According to Pulse Uganda, the media personality was ticked off when she was asked in an interview about her marriage plans.
Questions about motherhood are sensitive
She explained that marriage and childbirth are deeply personal issues, and asking about them often seems intrusive.
Nampijja emphasised the need for members of the society to understand that the topic should be handled with care and, therefore, refrain from being nosy.
“Stop asking women when they are giving birth,” she said, adding that such sensitive questions shouldn’t be asked by strangers because women have reasons for not getting married or having kids.

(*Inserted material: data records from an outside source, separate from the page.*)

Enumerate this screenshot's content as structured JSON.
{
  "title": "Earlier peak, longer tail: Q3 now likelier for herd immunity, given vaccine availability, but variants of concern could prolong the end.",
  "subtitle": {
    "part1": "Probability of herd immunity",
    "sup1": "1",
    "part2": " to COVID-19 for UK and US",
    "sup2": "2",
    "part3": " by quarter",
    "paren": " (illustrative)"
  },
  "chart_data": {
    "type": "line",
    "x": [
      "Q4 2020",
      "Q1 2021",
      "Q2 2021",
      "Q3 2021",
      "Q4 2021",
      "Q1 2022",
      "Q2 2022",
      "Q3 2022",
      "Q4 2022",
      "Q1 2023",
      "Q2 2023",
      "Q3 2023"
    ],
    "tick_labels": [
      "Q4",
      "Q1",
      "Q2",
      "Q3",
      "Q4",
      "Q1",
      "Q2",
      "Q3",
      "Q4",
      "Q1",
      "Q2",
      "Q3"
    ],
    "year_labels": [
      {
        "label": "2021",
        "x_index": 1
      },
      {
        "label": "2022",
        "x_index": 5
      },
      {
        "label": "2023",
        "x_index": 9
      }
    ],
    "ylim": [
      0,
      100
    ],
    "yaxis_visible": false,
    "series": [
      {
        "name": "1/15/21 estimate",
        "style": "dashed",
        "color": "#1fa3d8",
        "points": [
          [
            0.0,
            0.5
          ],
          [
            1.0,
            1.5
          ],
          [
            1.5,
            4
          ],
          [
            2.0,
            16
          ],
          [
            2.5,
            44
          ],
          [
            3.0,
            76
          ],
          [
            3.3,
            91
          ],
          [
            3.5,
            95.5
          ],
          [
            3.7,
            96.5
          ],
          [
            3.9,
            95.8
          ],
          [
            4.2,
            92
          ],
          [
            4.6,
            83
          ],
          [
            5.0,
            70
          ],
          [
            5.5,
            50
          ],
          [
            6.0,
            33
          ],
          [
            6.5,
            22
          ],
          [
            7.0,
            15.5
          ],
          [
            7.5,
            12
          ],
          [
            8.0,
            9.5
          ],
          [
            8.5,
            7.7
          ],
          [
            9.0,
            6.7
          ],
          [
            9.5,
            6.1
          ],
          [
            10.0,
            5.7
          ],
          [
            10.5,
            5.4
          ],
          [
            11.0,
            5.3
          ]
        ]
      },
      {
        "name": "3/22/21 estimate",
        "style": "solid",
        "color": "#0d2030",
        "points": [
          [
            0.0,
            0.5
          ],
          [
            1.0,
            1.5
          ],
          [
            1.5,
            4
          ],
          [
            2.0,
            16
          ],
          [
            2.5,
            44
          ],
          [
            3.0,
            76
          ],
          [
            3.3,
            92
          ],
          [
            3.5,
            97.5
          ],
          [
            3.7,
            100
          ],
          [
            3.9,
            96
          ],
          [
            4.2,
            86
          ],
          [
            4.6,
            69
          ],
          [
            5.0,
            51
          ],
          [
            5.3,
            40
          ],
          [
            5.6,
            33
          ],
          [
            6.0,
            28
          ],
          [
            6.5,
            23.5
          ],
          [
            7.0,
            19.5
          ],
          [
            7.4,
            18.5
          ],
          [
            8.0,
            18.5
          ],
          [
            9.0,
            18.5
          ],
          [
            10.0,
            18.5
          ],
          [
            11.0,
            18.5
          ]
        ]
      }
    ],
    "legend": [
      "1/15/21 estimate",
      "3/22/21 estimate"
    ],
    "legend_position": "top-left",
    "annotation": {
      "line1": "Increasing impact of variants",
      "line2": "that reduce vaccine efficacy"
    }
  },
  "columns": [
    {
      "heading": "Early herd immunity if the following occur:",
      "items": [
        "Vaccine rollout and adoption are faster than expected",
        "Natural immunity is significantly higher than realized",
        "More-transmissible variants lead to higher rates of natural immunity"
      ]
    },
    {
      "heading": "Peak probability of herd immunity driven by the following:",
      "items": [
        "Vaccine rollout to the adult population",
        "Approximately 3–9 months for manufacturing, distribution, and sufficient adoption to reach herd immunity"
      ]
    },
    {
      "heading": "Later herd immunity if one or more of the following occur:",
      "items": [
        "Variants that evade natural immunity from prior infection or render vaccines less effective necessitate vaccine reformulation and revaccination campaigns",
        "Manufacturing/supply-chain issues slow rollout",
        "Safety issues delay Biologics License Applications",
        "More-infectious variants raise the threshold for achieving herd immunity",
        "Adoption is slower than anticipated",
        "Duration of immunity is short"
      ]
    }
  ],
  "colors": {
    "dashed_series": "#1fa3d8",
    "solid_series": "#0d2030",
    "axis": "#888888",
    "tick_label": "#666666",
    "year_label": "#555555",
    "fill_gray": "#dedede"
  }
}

Nampijja reiterated that some of the reasons beyond the women not giving birth are out of their control, so dwelling on the matter makes them uncomfortable.
Not a crime to delay motherhood
She underscored that some people are childless because their efforts to get pregnant have been fruitless, which makes such questions sound insulting.
“Do you know the harm you are doing? Secondly, someone is not ready. If you rushed, well and good, but don’t make it look like it’s a crime for those who haven’t,” she expressed.
Her plea comes in response to a widespread social habit that many often find themselves doing, which sometimes causes unnecessary emotional distress and reinforces harmful stereotypes.
Nampijja’s sentiments are sure to strike a chord with many women who are often subjected to societal pressure and judgment surrounding their reproductive choices.
Mother delivers after 9 attempts.
In another story of motherhood, a woman who had failed to conceive after eight attempts was recently blessed with a baby.
Ruth Kilemi started trying for a baby in 2010, but each attempt ended in disappointment.
Despite facing repeated heartbreaks, she courageously embarked on a ninth trial, one that had a happy ending.
She recently left RFH Hospital in Ruai with a healthy baby in her arms, a remarkable turn of events that stirred deep emotions within her.